Toutefois, le contexte économique actuel du Sénégal complique la réalisation de ce projet. Avec plus de 6 000 milliards de dettes publiques, des exonérations fiscales massives ayant épuisé les ressources de l’État sous le précédent gouvernement de Macky Sall, et une inflation galopante des prix des denrées alimentaires, la question du financement demeure sans réponse. L’Assemblée nationale, aujourd’hui dissoute, n’a toujours pas voté la loi des finances rectificative, rendant incertain tout engagement budgétaire d’envergure. De surcroît, le Premier ministre Sonko lui-même a récemment reconnu que le pays est en totale faillite poussant des milliers de jeunes à l’exil vers l’Europe. Dans ces conditions, où trouver les 63,6 milliards de francs CFA promis ?
Une instrumentalisation politique à des fins électorales ?
Ce programme d’investissement, annoncé à la veille de la campagne électorale, soulève des soupçons quant à sa sincérité. Certains observateurs y voient un calcul politique destiné à flatter l’électorat casamançais. En effet, les annonces répétées de paix et de reconstruction en Casamance n’ont jusqu’ici guère produit de résultats concrets. Le conflit entre le gouvernement sénégalais et le Mouvement des Forces Démocratiques de la Casamance (MFDC) perdure depuis 1982, faisant de nombreuses victimes et forçant des milliers de personnes à fuir leurs villages.

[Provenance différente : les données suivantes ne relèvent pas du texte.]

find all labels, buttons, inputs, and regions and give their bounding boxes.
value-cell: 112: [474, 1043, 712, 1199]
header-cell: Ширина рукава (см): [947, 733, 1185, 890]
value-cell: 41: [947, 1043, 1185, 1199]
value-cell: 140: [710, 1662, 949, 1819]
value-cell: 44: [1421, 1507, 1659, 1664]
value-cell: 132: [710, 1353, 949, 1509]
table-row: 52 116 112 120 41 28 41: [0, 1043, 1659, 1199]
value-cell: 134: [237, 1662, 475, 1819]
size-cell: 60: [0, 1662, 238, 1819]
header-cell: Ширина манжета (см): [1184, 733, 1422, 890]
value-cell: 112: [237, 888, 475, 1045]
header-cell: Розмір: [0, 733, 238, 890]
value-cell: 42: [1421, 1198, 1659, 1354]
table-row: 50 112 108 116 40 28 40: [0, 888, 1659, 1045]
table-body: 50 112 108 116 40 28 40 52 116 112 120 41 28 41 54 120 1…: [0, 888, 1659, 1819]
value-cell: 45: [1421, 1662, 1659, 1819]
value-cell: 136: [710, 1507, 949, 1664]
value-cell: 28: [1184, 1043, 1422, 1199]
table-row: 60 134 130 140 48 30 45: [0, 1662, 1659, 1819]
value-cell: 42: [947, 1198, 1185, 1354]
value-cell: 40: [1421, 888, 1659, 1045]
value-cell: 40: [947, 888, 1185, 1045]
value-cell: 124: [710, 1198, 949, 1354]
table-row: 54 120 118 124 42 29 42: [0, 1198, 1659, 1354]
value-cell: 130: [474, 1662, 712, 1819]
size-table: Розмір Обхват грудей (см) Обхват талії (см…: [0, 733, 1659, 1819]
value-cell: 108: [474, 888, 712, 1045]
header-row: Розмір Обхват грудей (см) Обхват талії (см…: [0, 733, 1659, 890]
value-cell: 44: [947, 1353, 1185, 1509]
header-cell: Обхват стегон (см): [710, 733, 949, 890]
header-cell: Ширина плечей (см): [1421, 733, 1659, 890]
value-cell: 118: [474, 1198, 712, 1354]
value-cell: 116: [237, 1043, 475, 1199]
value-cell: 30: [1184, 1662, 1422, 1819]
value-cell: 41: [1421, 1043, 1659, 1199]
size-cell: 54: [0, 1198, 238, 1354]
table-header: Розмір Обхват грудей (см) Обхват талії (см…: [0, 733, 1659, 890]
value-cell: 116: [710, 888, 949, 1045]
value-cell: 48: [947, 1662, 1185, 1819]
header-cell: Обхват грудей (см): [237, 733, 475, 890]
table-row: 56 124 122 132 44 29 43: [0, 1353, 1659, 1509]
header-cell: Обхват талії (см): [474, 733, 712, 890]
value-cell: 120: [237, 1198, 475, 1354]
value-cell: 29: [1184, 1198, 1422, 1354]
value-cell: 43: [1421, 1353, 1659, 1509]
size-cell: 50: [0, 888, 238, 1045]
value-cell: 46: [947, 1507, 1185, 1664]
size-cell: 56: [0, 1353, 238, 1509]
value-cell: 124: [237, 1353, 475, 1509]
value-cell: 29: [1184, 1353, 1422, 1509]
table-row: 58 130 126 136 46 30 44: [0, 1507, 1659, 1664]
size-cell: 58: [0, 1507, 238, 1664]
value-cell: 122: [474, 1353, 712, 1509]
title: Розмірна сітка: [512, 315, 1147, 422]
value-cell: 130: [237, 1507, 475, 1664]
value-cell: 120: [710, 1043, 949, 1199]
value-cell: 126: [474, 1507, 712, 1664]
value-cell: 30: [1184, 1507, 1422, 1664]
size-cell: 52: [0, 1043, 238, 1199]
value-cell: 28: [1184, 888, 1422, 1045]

Malgré l’annonce de ces nouvelles mesures, la Casamance demeure minée par une insécurité persistante. « 33 villages sont encore abandonnés« , rappelait Ousmane Sonko, en raison des affrontements entre l’armée sénégalaise et les combattants indépendantistes du MFDC. Le simple fait de déminer la région et de reconstruire des infrastructures ne garantit en rien la paix durable. D’autant plus que, comme le souligne l’article, il suffirait « d’un coup de feu » pour que les réfugiés rentrés chez eux reprennent le chemin de l’exil. Le problème casamançais ne saurait être réduit à la question des déplacés : il est ancré dans une revendication historique d’indépendance.
Un manque de vision pour la paix en Casamance
L’une des critiques majeures adressées au gouvernement de Diomaye Faye et de Sonko est son absence de véritable plan de paix pour la Casamance. L’investissement dans les infrastructures et le déminage, bien qu’important, ne suffit pas à résoudre un conflit de cette envergure. Le gouvernement semble ignorer les racines profondes de la guerre, préférant opter pour des mesures superficielles et temporaires. Cette approche rappelle la « politique de l’autruche« , selon laquelle on évite de faire face aux réalités du conflit en espérant que le problème disparaîtra de lui-même.
Le véritable défi pour la paix en Casamance réside dans la nécessité d’un dialogue sincère et inclusif, prenant en compte les revendications du MFDC et des communautés locales. Les causes historiques du conflit, notamment la marginalisation économique et politique de la Casamance depuis l’époque coloniale, doivent être abordées de manière franche et transparente. Le gouvernement ne peut se contenter de repousser le problème à plus tard en multipliant les annonces sans suivi concret.
Les annonces du gouvernement de Diomaye Faye et de Sonko concernant la Casamance risquent de n’être qu’un écran de fumée électoraliste, sans véritable impact sur le terrain. Si l’effort de réintégration des services publics et de reconstruction d’infrastructures est louable, il ne peut se substituer à une véritable stratégie de paix, basée sur une compréhension approfondie des dynamiques historiques et sociales du conflit. Une paix durable en Casamance nécessite plus qu’un plan de financement : elle demande une volonté politique forte, une négociation inclusive avec toutes les parties prenantes, et surtout, la reconnaissance des aspirations légitimes des populations casamançaises.